1956 British film by Robert S. Baker

Passport to Treason is a 1956 British second feature mystery thriller directed by Robert S. Baker and starring Rod Cameron, Lois Maxwell, and Clifford Evans. It was written by Kenneth R. Hayles and Norman Hudis, based on the Manning O'Brine novel of the same name.

== Plot ==
After the death of a friend, private investigator Mike O'Kelly investigates an organisation that claims to be working for world peace, but turns out to be a front for a crime syndicate.

==Cast==
- Rod Cameron as Mike O'Kelly
- Lois Maxwell as Diane Boyd
- Clifford Evans as Orlando Syms
- Peter Illing as Giorgio Sacchi
- Marianne Stone as Miss 'Jonesy' Jones
- Douglas Wilmer as Dr. Randolph
- John Colicos as Pietro
- Ballard Berkeley as Inspector Thredgold
- Andrew Faulds as Barrett
- Barbara Burke as Katrina
- Derek Sydney as Amedeo Sacchi
- Trevor Reid as McCombe
- Neil Wilson as Sergeant Benson
- Peter Swanwick as cafe proprietor
- Hal Osmond as club barman
- Salvin Stewart as travel agency manager
- Anthony Baird as nursing home orderly
- Tom Bowan as bargee

== Critical reception ==
Monthly Film Bulletin said "Opening with the private detective wandering through a London fog, this thriller goes on to introduce the corpse (stabbed) clutching the book with a vital clue, the private nursing home equipped with a good stock of "truth drug," the equivocally placed heroine, and the gun battle in a dockside warehouse. Such classic situations, here presented earnestly but humourlessly, make up a fairly routine melodrama."

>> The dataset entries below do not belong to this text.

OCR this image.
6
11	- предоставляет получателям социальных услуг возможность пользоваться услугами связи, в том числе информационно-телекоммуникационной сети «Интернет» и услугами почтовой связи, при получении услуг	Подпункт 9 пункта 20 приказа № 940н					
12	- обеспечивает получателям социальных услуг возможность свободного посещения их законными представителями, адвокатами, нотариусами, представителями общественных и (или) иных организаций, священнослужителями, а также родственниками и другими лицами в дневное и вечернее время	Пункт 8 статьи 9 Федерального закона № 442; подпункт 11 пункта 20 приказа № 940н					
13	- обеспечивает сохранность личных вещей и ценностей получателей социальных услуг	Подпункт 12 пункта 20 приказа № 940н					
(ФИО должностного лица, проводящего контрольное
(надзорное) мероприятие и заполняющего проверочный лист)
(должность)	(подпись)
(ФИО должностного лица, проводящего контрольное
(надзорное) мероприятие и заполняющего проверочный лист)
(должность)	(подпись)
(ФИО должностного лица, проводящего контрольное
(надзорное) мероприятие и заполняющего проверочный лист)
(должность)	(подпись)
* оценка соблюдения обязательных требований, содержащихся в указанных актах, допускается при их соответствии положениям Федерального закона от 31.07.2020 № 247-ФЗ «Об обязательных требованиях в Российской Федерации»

Kine Weekly wrote: "Hearty espionage melodrama ... Vigorously portrayed and realistically staged, it'll keep the crowd on the qui vive. Cast- iron British thick ear."

Picturegoer wrote: "Rod Cameron, fhe Western he-man, made the trip to England to star in this espionage melodrama, set in London. Was his journey necessary? Yes!"

Variety wrote: "Passport to Treason is a run-of-the-mill British whodunit with little to recommend it for the American market ... story line is blurry and frequently burdened by incomprehensible English dialog. ... Baker's direction doesn't help."

Leslie Halliwell said: "Stock melodramatic situations straightforwardly presented make this a watchable support."

In British Sound Films: The Studio Years 1928–1959 David Quinlan rated the film as "average", writing: "Resolute thriller reminiscent of the late 1930s."

The Radio Times Guide to Films gave the film 1/5 stars, writing: "Western star Rod Cameron should never have packed his passport to play the private eye in this dire British B-feature with its sub-Hitchcockian plot about neo-fascists in London concealing their activities within an organisation for world peace. A better actor than granite-jawed Cameron might have breathed some life into the line-up of hackneyed situations."